MY BIPARTISANSHIP! MY PRECIOUS BIPARTISANSHIP!
I've been critical of the way the Obama administration blithely assumed that opposition to the health care law would dissipate, so I'm not opposed in principle to Politico publishing a story (by Carrie Budoff Brown) called "5 Things Dems Got Wrong on Health Care." But Thing #1 is just ridiculous, a classic product of Beltway tunnel vision:
Passing a massive health care overhaul with no Republican support was one of the most fateful political decisions of the legislative fight....
Since Republicans had zero buy-in, they've been emboldened to thwart the law in every way possible....
When have Republicans ever let "buy-in" stop them from declaring total war on Democrats? The Wall Street bailout started under their president. Cap-and-trade was their idea. The individual mandate was a key feature of the health plan passed by their next presidential nominee when he was a governor (just getting a health care plan passed was an accomplishment he used to be proud of).
Do you seriously want to tell me that opposition to the Obama stimulus plan was muted thanks to those three GOP votes it got in the Senate? And the second most hated man in America among right-wingers, after Obama -- Eric Holder? There were eighteen Republican votes to confirm him.
And look, this can go both ways. Democrats ran an anti-war presidential candidate in 2004 who'd voted for the war, and nearly did so again in 2008.
Brown goes on to fudge her point:
The administration's pursuit of Republican votes through 2009 is the reason the health care fight dragged on, diverting attention for more than a year from Americans' top concerns: the economy and jobs....
Obama needed to chase Republican support to show skittish moderate Democrats that he at least tried, and he needed to abandon the effort once it became abundantly clear that the GOP had no plans to work with him if wanted a law.
He had to go it alone with Democrats, but the decision came at a price.
I'll agree that letting the bipartisan dance drag on was a huge mistake, because it allowed the Astroturf anger to build and the conspiracy theories to spread -- but Brown seems to see two mistakes here: letting the process drag on and proceeding without Republicans at the end. The latter is of interest only to the tiny, insular world of the Beltway. Really, test me on this: go poll some Americans and ask them if they can tell you how many Republican votes the health care bill got. Make the question multiple choice and throw in some small GOP numbers as possible answers, and see if people have any idea what the votes were. I'd bet real money that they don't.

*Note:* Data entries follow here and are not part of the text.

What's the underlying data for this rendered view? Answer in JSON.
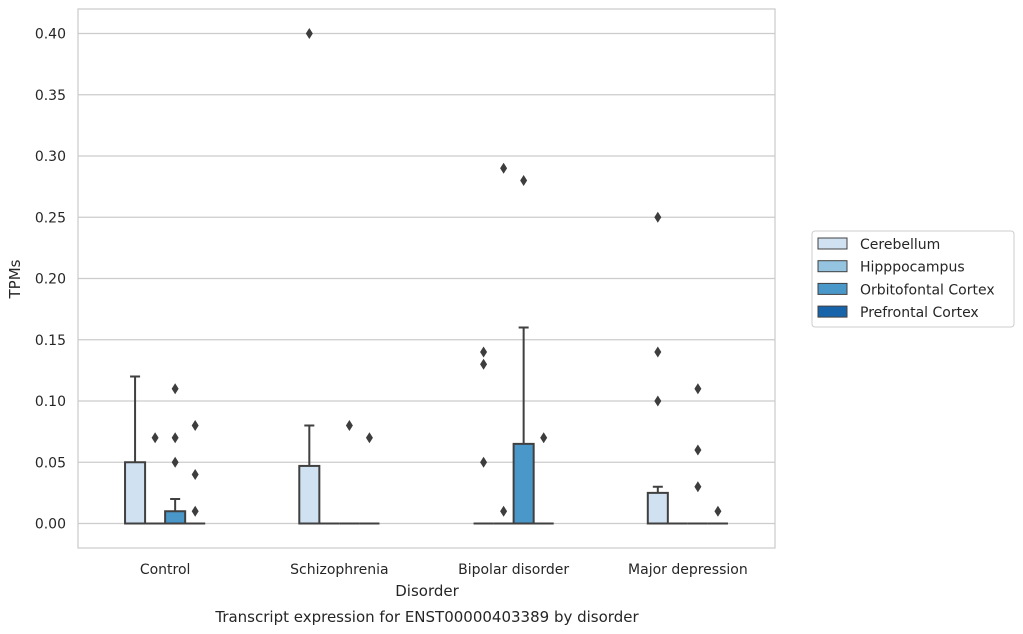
{
  "chart_data": {
    "type": "box",
    "title": "Transcript expression for ENST00000403389 by disorder",
    "xlabel": "Disorder",
    "ylabel": "TPMs",
    "ylim": [
      -0.02,
      0.42
    ],
    "yticks": [
      0.0,
      0.05,
      0.1,
      0.15,
      0.2,
      0.25,
      0.3,
      0.35,
      0.4
    ],
    "ytick_labels": [
      "0.00",
      "0.05",
      "0.10",
      "0.15",
      "0.20",
      "0.25",
      "0.30",
      "0.35",
      "0.40"
    ],
    "grid": true,
    "legend_position": "right",
    "categories": [
      "Control",
      "Schizophrenia",
      "Bipolar disorder",
      "Major depression"
    ],
    "series": [
      {
        "name": "Cerebellum",
        "color": "#d0e1f2",
        "boxes": [
          {
            "q1": 0.0,
            "median": 0.0,
            "q3": 0.05,
            "whisker_low": 0.0,
            "whisker_high": 0.12,
            "outliers": []
          },
          {
            "q1": 0.0,
            "median": 0.0,
            "q3": 0.047,
            "whisker_low": 0.0,
            "whisker_high": 0.08,
            "outliers": [
              0.4
            ]
          },
          {
            "q1": 0.0,
            "median": 0.0,
            "q3": 0.0,
            "whisker_low": 0.0,
            "whisker_high": 0.0,
            "outliers": [
              0.14,
              0.13,
              0.05
            ]
          },
          {
            "q1": 0.0,
            "median": 0.0,
            "q3": 0.025,
            "whisker_low": 0.0,
            "whisker_high": 0.03,
            "outliers": [
              0.25,
              0.14,
              0.1
            ]
          }
        ]
      },
      {
        "name": "Hipppocampus",
        "color": "#94c4df",
        "boxes": [
          {
            "q1": 0.0,
            "median": 0.0,
            "q3": 0.0,
            "whisker_low": 0.0,
            "whisker_high": 0.0,
            "outliers": [
              0.07
            ]
          },
          {
            "q1": 0.0,
            "median": 0.0,
            "q3": 0.0,
            "whisker_low": 0.0,
            "whisker_high": 0.0,
            "outliers": []
          },
          {
            "q1": 0.0,
            "median": 0.0,
            "q3": 0.0,
            "whisker_low": 0.0,
            "whisker_high": 0.0,
            "outliers": [
              0.29,
              0.01
            ]
          },
          {
            "q1": 0.0,
            "median": 0.0,
            "q3": 0.0,
            "whisker_low": 0.0,
            "whisker_high": 0.0,
            "outliers": []
          }
        ]
      },
      {
        "name": "Orbitofontal Cortex",
        "color": "#4a98c9",
        "boxes": [
          {
            "q1": 0.0,
            "median": 0.0,
            "q3": 0.01,
            "whisker_low": 0.0,
            "whisker_high": 0.02,
            "outliers": [
              0.11,
              0.07,
              0.05
            ]
          },
          {
            "q1": 0.0,
            "median": 0.0,
            "q3": 0.0,
            "whisker_low": 0.0,
            "whisker_high": 0.0,
            "outliers": [
              0.08
            ]
          },
          {
            "q1": 0.0,
            "median": 0.0,
            "q3": 0.065,
            "whisker_low": 0.0,
            "whisker_high": 0.16,
            "outliers": [
              0.28
            ]
          },
          {
            "q1": 0.0,
            "median": 0.0,
            "q3": 0.0,
            "whisker_low": 0.0,
            "whisker_high": 0.0,
            "outliers": [
              0.11,
              0.06,
              0.03
            ]
          }
        ]
      },
      {
        "name": "Prefrontal Cortex",
        "color": "#1764ab",
        "boxes": [
          {
            "q1": 0.0,
            "median": 0.0,
            "q3": 0.0,
            "whisker_low": 0.0,
            "whisker_high": 0.0,
            "outliers": [
              0.08,
              0.04,
              0.01
            ]
          },
          {
            "q1": 0.0,
            "median": 0.0,
            "q3": 0.0,
            "whisker_low": 0.0,
            "whisker_high": 0.0,
            "outliers": [
              0.07
            ]
          },
          {
            "q1": 0.0,
            "median": 0.0,
            "q3": 0.0,
            "whisker_low": 0.0,
            "whisker_high": 0.0,
            "outliers": [
              0.07
            ]
          },
          {
            "q1": 0.0,
            "median": 0.0,
            "q3": 0.0,
            "whisker_low": 0.0,
            "whisker_high": 0.0,
            "outliers": [
              0.01
            ]
          }
        ]
      }
    ]
  }
}
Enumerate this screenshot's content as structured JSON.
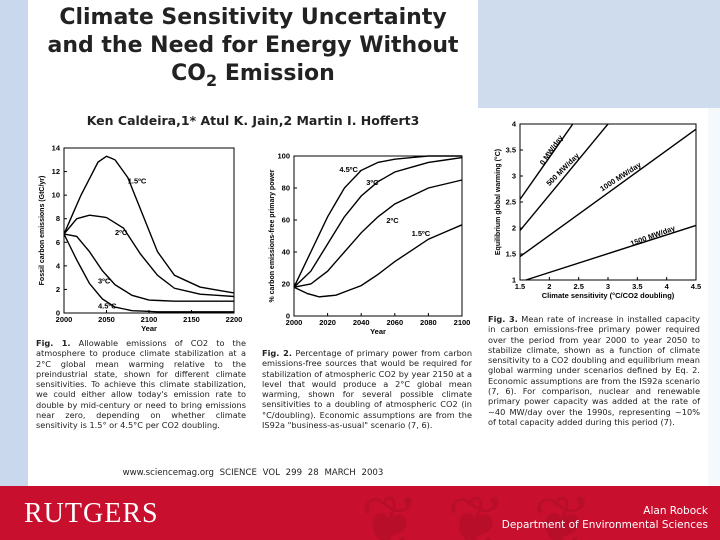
{
  "slide": {
    "title_line1": "Climate Sensitivity Uncertainty",
    "title_line2": "and the Need for Energy Without",
    "title_co2": "CO",
    "title_sub": "2",
    "title_emission": " Emission",
    "authors": "Ken Caldeira,1* Atul K. Jain,2 Martin I. Hoffert3",
    "footer": "www.sciencemag.org   SCIENCE   VOL 299   28 MARCH 2003",
    "logo_text": "RUTGERS",
    "presenter_name": "Alan Robock",
    "presenter_dept": "Department of Environmental Sciences",
    "colors": {
      "bar": "#c8102e",
      "band": "#c9d8ec",
      "curve": "#000000"
    }
  },
  "captions": {
    "fig1_lead": "Fig. 1.",
    "fig1_text": " Allowable emissions of CO2 to the atmosphere to produce climate stabilization at a 2°C global mean warming relative to the preindustrial state, shown for different climate sensitivities. To achieve this climate stabilization, we could either allow today's emission rate to double by mid-century or need to bring emissions near zero, depending on whether climate sensitivity is 1.5° or 4.5°C per CO2 doubling.",
    "fig2_lead": "Fig. 2.",
    "fig2_text": " Percentage of primary power from carbon emissions-free sources that would be required for stabilization of atmospheric CO2 by year 2150 at a level that would produce a 2°C global mean warming, shown for several possible climate sensitivities to a doubling of atmospheric CO2 (in °C/doubling). Economic assumptions are from the IS92a \"business-as-usual\" scenario (7, 6).",
    "fig3_lead": "Fig. 3.",
    "fig3_text": " Mean rate of increase in installed capacity in carbon emissions-free primary power required over the period from year 2000 to year 2050 to stabilize climate, shown as a function of climate sensitivity to a CO2 doubling and equilibrium mean global warming under scenarios defined by Eq. 2. Economic assumptions are from the IS92a scenario (7, 6). For comparison, nuclear and renewable primary power capacity was added at the rate of ~40 MW/day over the 1990s, representing ~10% of total capacity added during this period (7)."
  },
  "chart_data": [
    {
      "type": "line",
      "title": "",
      "xlabel": "Year",
      "ylabel": "Fossil carbon emissions (GtC/yr)",
      "xlim": [
        2000,
        2200
      ],
      "ylim": [
        0,
        14
      ],
      "xticks": [
        2000,
        2050,
        2100,
        2150,
        2200
      ],
      "yticks": [
        0,
        2,
        4,
        6,
        8,
        10,
        12,
        14
      ],
      "series": [
        {
          "name": "1.5ºC",
          "x": [
            2000,
            2020,
            2040,
            2050,
            2060,
            2075,
            2090,
            2110,
            2130,
            2160,
            2200
          ],
          "y": [
            6.7,
            10,
            12.8,
            13.3,
            13,
            11.5,
            8.8,
            5.2,
            3.2,
            2.2,
            1.7
          ]
        },
        {
          "name": "2ºC",
          "x": [
            2000,
            2015,
            2030,
            2050,
            2070,
            2090,
            2110,
            2130,
            2160,
            2200
          ],
          "y": [
            6.7,
            8,
            8.3,
            8.1,
            7.2,
            5,
            3.2,
            2.1,
            1.6,
            1.4
          ]
        },
        {
          "name": "3ºC",
          "x": [
            2000,
            2015,
            2030,
            2045,
            2060,
            2080,
            2100,
            2130,
            2170,
            2200
          ],
          "y": [
            6.7,
            6.5,
            5.2,
            3.6,
            2.4,
            1.5,
            1.1,
            1,
            1,
            1
          ]
        },
        {
          "name": "4.5ºC",
          "x": [
            2000,
            2015,
            2030,
            2045,
            2060,
            2080,
            2110,
            2150,
            2200
          ],
          "y": [
            6.7,
            4.5,
            2.5,
            1.2,
            0.5,
            0.2,
            0.1,
            0.1,
            0.1
          ]
        }
      ]
    },
    {
      "type": "line",
      "title": "",
      "xlabel": "Year",
      "ylabel": "% carbon emissions-free primary power",
      "xlim": [
        2000,
        2100
      ],
      "ylim": [
        0,
        100
      ],
      "xticks": [
        2000,
        2020,
        2040,
        2060,
        2080,
        2100
      ],
      "yticks": [
        0,
        20,
        40,
        60,
        80,
        100
      ],
      "series": [
        {
          "name": "4.5ºC",
          "x": [
            2000,
            2010,
            2020,
            2030,
            2040,
            2050,
            2060,
            2080,
            2100
          ],
          "y": [
            18,
            40,
            62,
            80,
            91,
            96,
            98,
            100,
            100
          ]
        },
        {
          "name": "3ºC",
          "x": [
            2000,
            2010,
            2020,
            2030,
            2040,
            2050,
            2060,
            2080,
            2100
          ],
          "y": [
            18,
            28,
            45,
            62,
            75,
            84,
            90,
            96,
            99
          ]
        },
        {
          "name": "2ºC",
          "x": [
            2000,
            2010,
            2020,
            2030,
            2040,
            2050,
            2060,
            2080,
            2100
          ],
          "y": [
            18,
            20,
            28,
            40,
            52,
            62,
            70,
            80,
            85
          ]
        },
        {
          "name": "1.5ºC",
          "x": [
            2000,
            2008,
            2015,
            2025,
            2040,
            2050,
            2060,
            2080,
            2100
          ],
          "y": [
            18,
            14,
            12,
            13,
            19,
            26,
            34,
            48,
            57
          ]
        }
      ]
    },
    {
      "type": "line",
      "title": "",
      "xlabel": "Climate sensitivity (°C/CO2 doubling)",
      "ylabel": "Equilibrium global warming (°C)",
      "xlim": [
        1.5,
        4.5
      ],
      "ylim": [
        1,
        4
      ],
      "xticks": [
        1.5,
        2,
        2.5,
        3,
        3.5,
        4,
        4.5
      ],
      "yticks": [
        1,
        1.5,
        2,
        2.5,
        3,
        3.5,
        4
      ],
      "series": [
        {
          "name": "0 MW/day",
          "x": [
            1.5,
            2.4
          ],
          "y": [
            2.55,
            4
          ]
        },
        {
          "name": "500 MW/day",
          "x": [
            1.5,
            3.0
          ],
          "y": [
            1.95,
            4
          ]
        },
        {
          "name": "1000 MW/day",
          "x": [
            1.5,
            4.5
          ],
          "y": [
            1.45,
            3.9
          ]
        },
        {
          "name": "1500 MW/day",
          "x": [
            1.6,
            4.5
          ],
          "y": [
            1,
            2.05
          ]
        }
      ]
    }
  ]
}
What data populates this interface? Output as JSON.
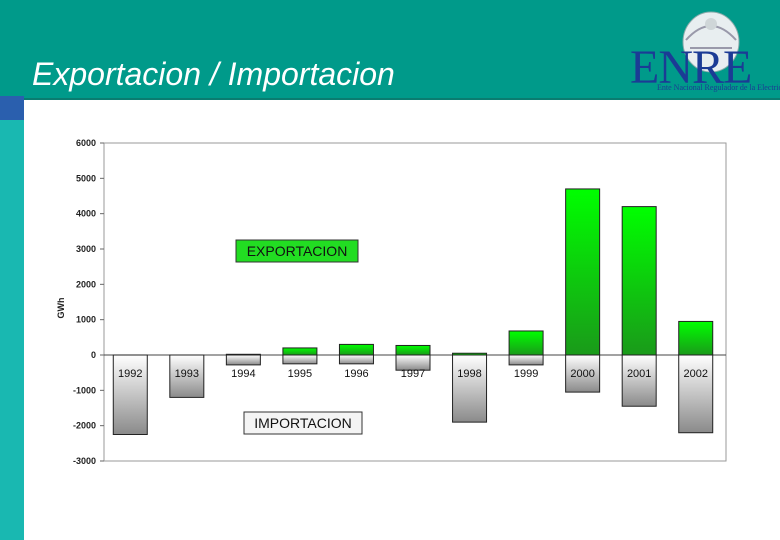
{
  "slide": {
    "title": "Exportacion / Importacion",
    "logo": {
      "name": "ENRE",
      "subtitle": "Ente Nacional Regulador de la Electricidad"
    }
  },
  "colors": {
    "header": "#009a8a",
    "export_bar_top": "#00ff00",
    "export_bar_bottom": "#1a9a1a",
    "import_bar_top": "#ffffff",
    "import_bar_bottom": "#8a8a8a"
  },
  "chart_data": {
    "type": "bar",
    "ylabel": "GWh",
    "ylim": [
      -3000,
      6000
    ],
    "yticks": [
      6000,
      5000,
      4000,
      3000,
      2000,
      1000,
      0,
      -1000,
      -2000,
      -3000
    ],
    "categories": [
      "1992",
      "1993",
      "1994",
      "1995",
      "1996",
      "1997",
      "1998",
      "1999",
      "2000",
      "2001",
      "2002"
    ],
    "series": [
      {
        "name": "EXPORTACION",
        "values": [
          0,
          0,
          20,
          200,
          300,
          270,
          50,
          680,
          4700,
          4200,
          950
        ]
      },
      {
        "name": "IMPORTACION",
        "values": [
          -2250,
          -1200,
          -280,
          -250,
          -250,
          -430,
          -1900,
          -280,
          -1050,
          -1450,
          -2200
        ]
      }
    ],
    "grid": false
  }
}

You know how corporations have to do damage control after a disaster like, say, the Tylenol killings? And you know how they sometimes have to do damage control after negative information spreads that's utterly crazy, like the rumors that the Procter & Gamble symbol was satanic? Anger at the health care bill was like P&G's problem, except the magnitude was at a Tylenol level. When it came to what people believed about the bill, it's as if you had crazy P&G-style rumors, but the level of belief in them attained the level of belief in the actual fact of the Tylenol deaths. And Team Obama never grasped that it needed a huge effort to change the narrative. That was the big problem, not the lack of token GOP support.